To become more strategic to their businesses, CIOs need to extend their focus from improving operations and enhancing the experience of their internal users (where roughly 22 percent of that budget goes now), to proposing and implementing technology that enhances the experience of their customers, according to Forrester’s report.
We’re seeing similar trends ourselves in Australia and New Zealand. Once charged with simply “keeping the lights on,” CIOs here are being asked to play a far more strategic role in business direction and growth – delivering innovative solutions like modern ERP software(opens in new tab) that ensure measurable returns in business value and competitive advantage from IT investments.
Yet, right now, according to the report, IT devotes too much time and attention to back-office systems, lacks strong relationships with executives in customer-facing roles, and doesn’t have the skills to deploy so-called business technology – systems and processes that win, serve and retain customers.
Meanwhile, the customer experience, which Forrester calls the “new engine of business value,” takes a back seat. CIOs need to think and act like product managers – constantly considering what customers want, how to get it to them, and how to capture information that continues to enhance their experience in return. CIOs that fail to adopt this point of view risk slipping into irrelevancy in the eyes of the business (some 40 percent of business decision-makers surveyed still viewed IT as an impediment to accelerating business success), according to the report.
“Technology-fueled, customer-led disruption will continue to arrive unexpectedly on your doorstep,” Peter Burris, the report’s author, writes. “From [the customer’s] point of view, your business is technology and technology is your business -- so either CIOs deliver, or someone else will.”

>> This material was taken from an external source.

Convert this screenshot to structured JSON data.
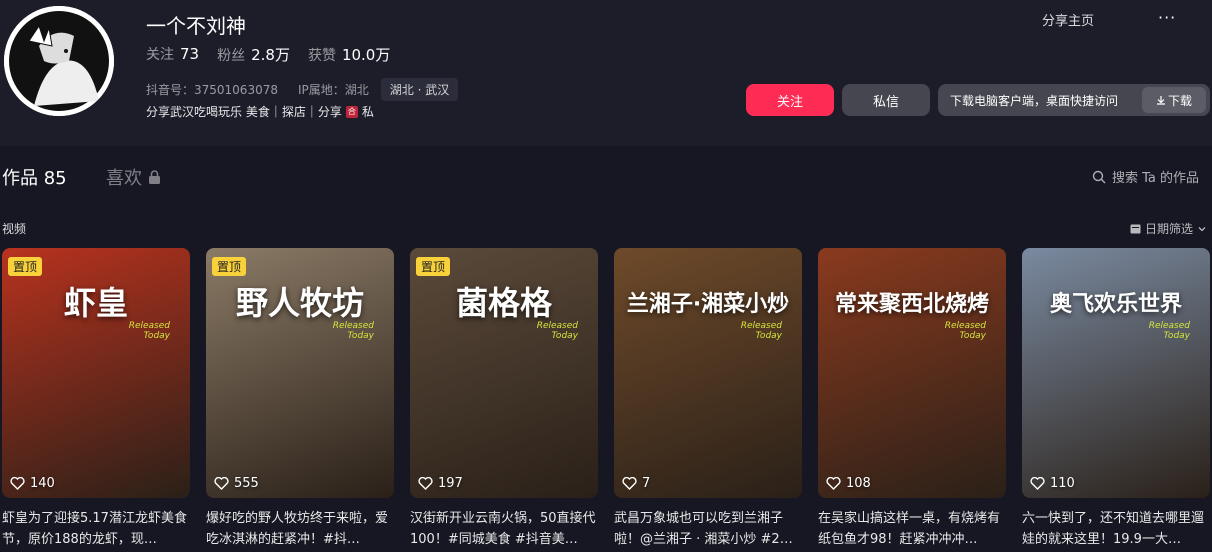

One of those disruptions, the Cloud, is freeing up CIOs from having to maintain data centers with their hardware refresh lifecycles, patches and application upgrades. Indeed, Frost & Sullivan, in a survey of 1,500 senior executives, identified four drivers of change in APAC and cites cloud computing as a means of adapting. Guzman y Gomez, is one example in Australia. Cloud ERP has enabled the chain of Mexican restaurants to expand internationally.
A Shift Required in IT Mindset
Unlike the systems for its internal users, technology for customers must be built from the outside, in. This shift requires CIOs to lead teams that are comfortable with agile software development over waterfall approaches, so that technology can be responsive to changes in both customer sentiment and to different phases of the customer’s journey with the brand. A strong-set of APIs and integration of customer intelligence will be particularly important in this regard. In turn, IT teams need to focus on business outcomes, and not service-level agreements, as key indicators of technology ROI.
It won’t be easy. This new user is significantly harder to please than the old one. Employees could be (more or less) coerced into using technology that IT implemented; customers can’t be. CIOs must work with customer-facing executives to not only build technology customers can’t resist, but to market, sell and service it.
What Technology Journeys Lead in Importance?
The good news? Improving customer experience tops the priorities of business budget decision-makers, even ahead of growing revenue and reducing costs, according to Forrester. And they’re looking to software to do it -- mobile, analytics and vertical SaaS solutions in particular. More robust ecommerce systems, mobile technology with rich integrations into data in the back-end systems for those in sales and customer-facing roles, and technology embedded into the products the company sells (that transfers back information on service issues, performance and more) are all key focus areas for enhancing customer engagement.
These “systems of engagement” provide unique customer experiences and are easy for customers to adopt, all while integrating complex information from systems of record. CIOs who develop models where data is consistent, but experiences differ across the spectrum of the customer journey will win. They’ll create experiences that engage the customer with the brand, while enabling the business to learn more from the customer and in turn build more brand loyalty.
In all of this, the CIO finds him or herself on the cusp of an era of crucial relevance to the business. For those who evolve their attitudes to meet and exceed the demands of their new customers, their importance to the business will only continue to grow.